From the energy we use to the food we eat, the clothes we wear and the things we use every day, we enjoy a lifestyle where we can find everything on the shelves of our local shop or through a simple swipe or click on our screens.
Global trade has transformed life to what it is today, and shipping is the backbone of this trade. More than 50,000 ships sail our seas today, transporting goods from all corners of the earth. As this trade grows, so does shipping. According to the United Nations Conference on Trade and Development (UNCTAD), in 2016, ships carried more than 10 billion tons of trade for the first time. But while responsible for efficient transport of large quantities of vital goods and energy, seaborne trade results in emissions to the environment.
The main type of “bunker” oil for powering ships is heavy fuel oil, derived as a residue from crude oil distillation. Traditional marine fuel contains sulphur which, following combustion in the engine, ends up in ship emissions into the air. Sulphur oxides (SOx) are known to be harmful to human health and in the atmosphere, SOx can lead to acid rain.
For the shipping sector, upcoming International Maritime Organisation (IMO) regulations to reduce sulphur require immediate action and some big decisions.
Shipowners need to decide if they want to continue using high sulphur fuel oil in conjunction with scrubbers or exhaust gas cleaning systems; or switch to low sulphur fuel options, including distillates; or the new and virtually sulphur-free LNG fuel.
Each option will require a cost outlay, so there really isn’t a quick and cheap fix to this. It is a time for big decisions that will have long-term impact, not just for ship owners, but also a significant bearing on trade, economics and the environment. It is a challenging moment for the industry, however it is also the kind of situation in which an industry can really outperform itself. The key is that informed decisions are taken now.
Shell has a clear vision into 2020. We will be prepared, and we can help ship owners and charterers be prepared, too. We’re developing a variety of fuel product offerings to the shipping industry that include marine gasoil (MGO) and very low sulphur fuel oil (VLSFO) supply in key bunker ports; high sulphur fuel oil (HSFO) supply for ships with on-board scrubbers; and liquefied natural gas (LNG). The market will continue to need multiple types of fuel to meet the industry’s demand, such as LNG, 0.10%S, DMA, and 3.50%S for ships with scrubbers. Shell will provide multiple products at key ports.
We are currently working with our customers to test our new 0.50% very low sulphur marine fuel oil (VLSFO) in Rotterdam, Singapore and New Orleans. We also continue to improve our lubricants, and we have optimized our cylinder oils to cope the changing fuel compositions that will come with the 0.50% sulphur cap.
Growth of the cleaner burning LNG fuel to power ships of all sizes is increasing. LNG is available in 150 global locations and overlapping with key maritime hubs. Shell is working towards a very robust marine LNG supply chain to fulfil our marine customer needs across the world with bunkering infrastructure in place or in development across the Americas, Europe and Asia.

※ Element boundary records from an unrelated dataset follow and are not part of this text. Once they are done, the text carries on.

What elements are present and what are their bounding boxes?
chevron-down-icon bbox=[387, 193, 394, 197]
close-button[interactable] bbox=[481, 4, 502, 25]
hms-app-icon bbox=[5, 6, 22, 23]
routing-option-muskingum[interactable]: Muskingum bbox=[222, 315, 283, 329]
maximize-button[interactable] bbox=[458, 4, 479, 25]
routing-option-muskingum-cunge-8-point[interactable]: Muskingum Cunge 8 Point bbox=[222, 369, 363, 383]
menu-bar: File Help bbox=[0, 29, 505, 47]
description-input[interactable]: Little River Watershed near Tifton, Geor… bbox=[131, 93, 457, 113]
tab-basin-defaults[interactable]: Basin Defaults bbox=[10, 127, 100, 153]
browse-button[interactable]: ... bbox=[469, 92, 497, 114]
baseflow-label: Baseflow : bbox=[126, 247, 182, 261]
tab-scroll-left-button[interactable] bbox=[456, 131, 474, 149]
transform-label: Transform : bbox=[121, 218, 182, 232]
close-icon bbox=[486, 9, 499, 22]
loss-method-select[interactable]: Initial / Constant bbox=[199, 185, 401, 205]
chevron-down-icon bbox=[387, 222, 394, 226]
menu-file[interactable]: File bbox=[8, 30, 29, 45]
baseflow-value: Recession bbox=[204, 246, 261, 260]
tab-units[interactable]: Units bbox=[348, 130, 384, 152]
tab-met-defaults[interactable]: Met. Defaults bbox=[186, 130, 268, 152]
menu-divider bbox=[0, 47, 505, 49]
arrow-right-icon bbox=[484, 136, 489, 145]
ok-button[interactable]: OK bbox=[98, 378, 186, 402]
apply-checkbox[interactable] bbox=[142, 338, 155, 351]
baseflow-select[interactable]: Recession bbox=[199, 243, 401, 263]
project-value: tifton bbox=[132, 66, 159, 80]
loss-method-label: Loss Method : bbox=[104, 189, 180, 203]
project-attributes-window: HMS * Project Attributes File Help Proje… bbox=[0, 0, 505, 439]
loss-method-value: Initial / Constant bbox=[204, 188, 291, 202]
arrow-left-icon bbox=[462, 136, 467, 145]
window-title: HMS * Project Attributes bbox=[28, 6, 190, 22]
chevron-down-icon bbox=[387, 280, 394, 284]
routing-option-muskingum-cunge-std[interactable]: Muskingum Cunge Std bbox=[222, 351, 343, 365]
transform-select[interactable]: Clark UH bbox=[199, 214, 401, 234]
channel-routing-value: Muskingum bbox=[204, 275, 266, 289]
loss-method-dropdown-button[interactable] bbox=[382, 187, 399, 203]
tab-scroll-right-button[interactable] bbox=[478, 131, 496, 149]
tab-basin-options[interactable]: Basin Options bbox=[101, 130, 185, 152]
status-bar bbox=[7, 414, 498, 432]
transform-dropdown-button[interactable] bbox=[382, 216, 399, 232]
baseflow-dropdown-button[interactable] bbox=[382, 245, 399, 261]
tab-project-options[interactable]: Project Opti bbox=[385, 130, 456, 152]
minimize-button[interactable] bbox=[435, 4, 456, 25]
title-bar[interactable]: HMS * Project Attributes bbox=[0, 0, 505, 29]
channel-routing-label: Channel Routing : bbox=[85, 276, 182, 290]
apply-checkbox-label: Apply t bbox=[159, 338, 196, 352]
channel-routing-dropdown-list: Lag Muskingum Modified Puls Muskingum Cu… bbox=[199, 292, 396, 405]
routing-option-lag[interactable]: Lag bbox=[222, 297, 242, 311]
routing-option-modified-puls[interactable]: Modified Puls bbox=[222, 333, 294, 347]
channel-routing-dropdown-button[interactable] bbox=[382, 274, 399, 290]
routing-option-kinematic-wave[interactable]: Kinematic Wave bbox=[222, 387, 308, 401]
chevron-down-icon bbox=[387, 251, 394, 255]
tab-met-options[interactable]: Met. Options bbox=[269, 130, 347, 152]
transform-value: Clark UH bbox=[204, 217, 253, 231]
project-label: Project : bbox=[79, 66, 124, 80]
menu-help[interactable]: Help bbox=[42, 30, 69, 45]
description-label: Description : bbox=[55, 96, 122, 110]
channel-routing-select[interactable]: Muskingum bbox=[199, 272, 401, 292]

January 1, 2020 is fast-approaching, and the decisions to comply with the new regulation need to be made now. Investments need to be taken, engines need to be upgraded and fuels need to be tested. The change and immediacy of transition may seem to be a formidable prospect. But, it’s a step towards a lower carbon transport system that urgently needs to happen.
Choices that need to be made soon and at Shell, we are ready to work together with all stakeholders to assist in a smooth transition.